Das Universum als Physiklabor

18. Oktober 2010

Unsere kosmischen Ursprünge untersuchen Astronomen anhand der Strahlung, die Sterne und Galaxien seit dem Urknall ausgesandt haben. Noch entziehen sich 96 Prozent des Universums der Beobachtung, weil sie aus unsichtbaren Formen von Materie und Energie bestehen. Neuartige Teleskope und Gravitationswellendetektoren werden diese Rätsel lösen helfen.

Zu den faszinierendsten Objekten der Astronomen gehören die Schwarzen Löcher. Diese extrem massereichen Objekte finden sich in den Zentren der meisten Galaxien – auch in unserer Milchstraße8. Sie verhalten sich wie kosmische Vielfraße, verschlucken umgebende Sterne und lassen nicht einmal Licht aus ihrem Umkreis entkommen. Teilchen in sicherer Entfernung können sie hingegen auf Energien beschleunigen, die kein irdischer Teilchenbeschleuniger je erreichen wird9. Treffen diese Partikel dann auf unsere Messinstrumente, können wir diese nutzen, um mehr über die physikalischen Bedingungen an ihren Ursprungsorten herauszufinden.

NEUE FORSCHUNG, NEUE FRAGEN

Auch die ersten Gravitationswellendetektoren wurden schon gebaut10. Sie fahnden nach wellenartigen Erschütterungen der Raumzeit, zu denen es etwa kommt, wenn zwei Schwarze Löcher miteinander verschmelzen. Der direkte Nachweis dieser Wellen steht zwar noch aus, doch weitere Verbesserungen an den Interferometern GEO-600 (Deutschland), LIGO (USA) und VIRGO (Italien) sowie das geplante Einstein-Teleskop und das Weltrauminterferometer LISA werden uns Schlüsselbereiche des Gravitationswellenspektrums eröffnen. Dann lässt sich vielleicht sogar das Kräuseln der Raumzeit nachweisen, das durch den Urknall selbst ausgelöst wurde.

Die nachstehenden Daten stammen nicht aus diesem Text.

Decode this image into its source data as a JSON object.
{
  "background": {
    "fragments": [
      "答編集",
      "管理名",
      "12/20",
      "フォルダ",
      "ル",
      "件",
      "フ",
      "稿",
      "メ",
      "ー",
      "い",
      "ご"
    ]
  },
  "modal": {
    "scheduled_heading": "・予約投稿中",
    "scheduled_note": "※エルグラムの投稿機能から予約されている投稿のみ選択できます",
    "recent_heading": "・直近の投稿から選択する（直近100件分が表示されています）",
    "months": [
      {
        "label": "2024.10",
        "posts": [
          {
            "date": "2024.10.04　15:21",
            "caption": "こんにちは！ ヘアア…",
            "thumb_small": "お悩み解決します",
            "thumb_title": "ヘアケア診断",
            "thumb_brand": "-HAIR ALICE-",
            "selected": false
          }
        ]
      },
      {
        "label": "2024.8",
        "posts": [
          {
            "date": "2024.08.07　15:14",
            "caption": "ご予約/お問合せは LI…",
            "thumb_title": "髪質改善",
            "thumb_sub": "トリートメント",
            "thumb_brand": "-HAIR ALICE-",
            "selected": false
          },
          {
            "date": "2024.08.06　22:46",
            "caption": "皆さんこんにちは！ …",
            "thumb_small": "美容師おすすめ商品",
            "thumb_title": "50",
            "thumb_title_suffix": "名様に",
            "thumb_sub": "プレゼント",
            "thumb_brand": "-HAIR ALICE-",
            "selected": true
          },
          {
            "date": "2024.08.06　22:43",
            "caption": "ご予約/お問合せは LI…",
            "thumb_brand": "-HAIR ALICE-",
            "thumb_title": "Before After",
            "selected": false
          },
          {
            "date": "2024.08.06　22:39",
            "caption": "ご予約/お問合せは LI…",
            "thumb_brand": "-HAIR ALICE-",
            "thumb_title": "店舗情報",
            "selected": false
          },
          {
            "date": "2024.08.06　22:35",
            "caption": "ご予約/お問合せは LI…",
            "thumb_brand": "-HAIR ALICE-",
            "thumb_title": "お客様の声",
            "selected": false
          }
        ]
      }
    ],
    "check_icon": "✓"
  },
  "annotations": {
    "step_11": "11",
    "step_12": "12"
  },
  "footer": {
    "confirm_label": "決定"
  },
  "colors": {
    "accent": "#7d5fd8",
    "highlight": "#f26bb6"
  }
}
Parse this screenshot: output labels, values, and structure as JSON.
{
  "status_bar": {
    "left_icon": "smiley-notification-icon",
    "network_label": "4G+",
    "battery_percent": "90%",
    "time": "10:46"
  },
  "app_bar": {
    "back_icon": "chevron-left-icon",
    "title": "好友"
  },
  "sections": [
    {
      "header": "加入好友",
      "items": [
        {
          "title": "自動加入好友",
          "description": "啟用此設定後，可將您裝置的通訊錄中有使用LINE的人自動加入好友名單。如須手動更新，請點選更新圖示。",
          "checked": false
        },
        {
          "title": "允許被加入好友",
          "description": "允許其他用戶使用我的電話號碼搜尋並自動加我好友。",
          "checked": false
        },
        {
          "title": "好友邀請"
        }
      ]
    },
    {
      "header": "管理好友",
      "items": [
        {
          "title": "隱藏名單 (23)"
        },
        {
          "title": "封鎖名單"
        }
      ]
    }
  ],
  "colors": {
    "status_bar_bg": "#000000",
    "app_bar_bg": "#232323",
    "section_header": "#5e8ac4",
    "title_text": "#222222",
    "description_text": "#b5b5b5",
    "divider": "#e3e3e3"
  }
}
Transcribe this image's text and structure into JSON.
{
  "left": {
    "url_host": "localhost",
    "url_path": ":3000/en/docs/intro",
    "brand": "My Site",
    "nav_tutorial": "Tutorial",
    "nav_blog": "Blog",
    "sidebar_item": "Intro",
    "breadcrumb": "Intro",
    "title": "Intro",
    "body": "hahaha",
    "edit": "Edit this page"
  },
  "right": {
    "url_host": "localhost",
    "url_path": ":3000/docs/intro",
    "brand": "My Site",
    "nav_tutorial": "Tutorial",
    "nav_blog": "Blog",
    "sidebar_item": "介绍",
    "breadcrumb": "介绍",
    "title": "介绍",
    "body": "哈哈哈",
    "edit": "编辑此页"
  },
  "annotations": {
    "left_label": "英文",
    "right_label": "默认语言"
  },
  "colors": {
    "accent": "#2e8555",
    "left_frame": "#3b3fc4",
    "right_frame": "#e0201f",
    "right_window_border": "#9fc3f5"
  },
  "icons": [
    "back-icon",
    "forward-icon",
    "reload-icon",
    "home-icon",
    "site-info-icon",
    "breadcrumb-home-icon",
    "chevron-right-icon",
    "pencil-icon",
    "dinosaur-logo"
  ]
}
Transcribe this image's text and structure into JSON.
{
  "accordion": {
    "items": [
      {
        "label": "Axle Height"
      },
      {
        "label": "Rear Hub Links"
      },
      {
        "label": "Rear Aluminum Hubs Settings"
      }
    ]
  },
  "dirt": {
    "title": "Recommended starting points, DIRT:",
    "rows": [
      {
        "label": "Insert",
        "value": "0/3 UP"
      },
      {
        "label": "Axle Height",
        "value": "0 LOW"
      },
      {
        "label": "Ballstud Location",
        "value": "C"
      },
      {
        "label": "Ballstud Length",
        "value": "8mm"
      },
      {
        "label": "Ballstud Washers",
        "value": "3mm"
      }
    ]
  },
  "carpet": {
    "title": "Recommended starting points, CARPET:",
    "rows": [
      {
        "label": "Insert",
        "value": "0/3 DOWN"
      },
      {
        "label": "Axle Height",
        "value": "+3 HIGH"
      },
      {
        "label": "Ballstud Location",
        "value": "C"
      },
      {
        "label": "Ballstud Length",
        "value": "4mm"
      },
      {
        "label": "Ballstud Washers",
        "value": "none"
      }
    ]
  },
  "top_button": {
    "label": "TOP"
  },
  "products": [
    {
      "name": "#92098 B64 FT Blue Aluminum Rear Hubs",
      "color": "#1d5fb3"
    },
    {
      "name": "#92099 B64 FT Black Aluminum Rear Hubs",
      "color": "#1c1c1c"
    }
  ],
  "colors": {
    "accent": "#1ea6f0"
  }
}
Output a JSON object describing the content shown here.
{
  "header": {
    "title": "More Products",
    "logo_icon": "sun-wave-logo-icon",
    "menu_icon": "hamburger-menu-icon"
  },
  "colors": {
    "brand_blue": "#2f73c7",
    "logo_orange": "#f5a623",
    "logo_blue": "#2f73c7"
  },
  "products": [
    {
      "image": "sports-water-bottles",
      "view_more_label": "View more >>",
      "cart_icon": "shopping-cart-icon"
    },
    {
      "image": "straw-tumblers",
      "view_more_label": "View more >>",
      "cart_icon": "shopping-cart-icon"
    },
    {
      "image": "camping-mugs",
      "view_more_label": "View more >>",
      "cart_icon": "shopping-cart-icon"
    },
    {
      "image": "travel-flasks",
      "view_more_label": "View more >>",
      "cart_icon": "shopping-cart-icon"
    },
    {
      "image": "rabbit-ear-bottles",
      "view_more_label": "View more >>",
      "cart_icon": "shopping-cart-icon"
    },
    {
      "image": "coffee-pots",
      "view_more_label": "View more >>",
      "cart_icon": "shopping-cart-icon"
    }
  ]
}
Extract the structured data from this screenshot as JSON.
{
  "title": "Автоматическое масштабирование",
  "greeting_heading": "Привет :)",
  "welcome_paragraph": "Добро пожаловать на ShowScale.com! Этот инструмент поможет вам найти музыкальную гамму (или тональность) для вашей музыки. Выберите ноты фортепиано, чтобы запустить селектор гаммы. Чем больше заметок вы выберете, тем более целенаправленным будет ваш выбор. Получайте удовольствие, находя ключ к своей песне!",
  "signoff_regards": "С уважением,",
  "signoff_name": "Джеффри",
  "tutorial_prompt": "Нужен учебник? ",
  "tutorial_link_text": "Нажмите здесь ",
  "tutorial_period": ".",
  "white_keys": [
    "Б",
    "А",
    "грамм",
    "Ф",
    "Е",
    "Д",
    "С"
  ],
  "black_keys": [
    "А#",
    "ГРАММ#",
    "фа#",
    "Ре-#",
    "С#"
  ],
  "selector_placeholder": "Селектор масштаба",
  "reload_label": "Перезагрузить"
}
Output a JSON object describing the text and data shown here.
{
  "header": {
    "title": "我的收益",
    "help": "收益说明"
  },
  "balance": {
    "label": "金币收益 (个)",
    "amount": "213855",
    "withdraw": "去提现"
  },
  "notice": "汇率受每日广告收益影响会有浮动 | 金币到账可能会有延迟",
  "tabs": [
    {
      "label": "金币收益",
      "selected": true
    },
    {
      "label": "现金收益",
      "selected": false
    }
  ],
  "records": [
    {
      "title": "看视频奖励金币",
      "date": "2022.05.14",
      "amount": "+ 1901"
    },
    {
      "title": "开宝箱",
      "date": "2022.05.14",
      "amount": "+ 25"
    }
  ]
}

>> Astronomen errichten neuartige Teleskope und erschließen mit Gravitationswellendetektoren ein neues Beobachtungsfenster, um offene Fragen zum Universum zu beantworten

Auch zu anderen Vorhaben schließen sich Wissenschaftler vieler Länder zusammen: etwa für das neuartige europäische Radioteleskop LOFAR, das seit 2010 nach der ersten Sterngeneration im Universum sucht, für die Planck-Mission, die den kosmischen Mikrowellenhintergrund kartiert, oder das Very Large Telescope in Chile, dessen Infrarotaugen in die von Staub verhüllten Zen­tren ferner Galaxien blicken. Das »zweiäugige« Large Binocular Telescope in den USA wird unterdessen die großräumige Entwicklung des Universums untersuchen, während andere Teleskopsysteme und Satelliten nach den energiereichsten Vorgängen im Universum fahnden. Mit jedem Tag der Forschung wächst somit unser Wissensstand – und die Zahl der offenen Fragen.

Ursprung, Struktur und Eigenschaften des Kosmos gehören zu den Schlüsselthemen der astronomischen Institute der Max-Planck-Gesellschaft. Am Max-Planck-Institut für Astrophysik simulierten Forscher die Entwicklung des Universums in Gestalt eines Zeitrafferfilms und verglichen die Ergebnisse mit den Beobachtungen im All. Dabei zeigte sich unter anderem die Verteilung der rätselhaften Dunklen Materie und wie diese sich im Umfeld von Galaxien und Ga-laxienhaufen zusammenballt (Springel, V. et al., Nature 435, 39, 2005).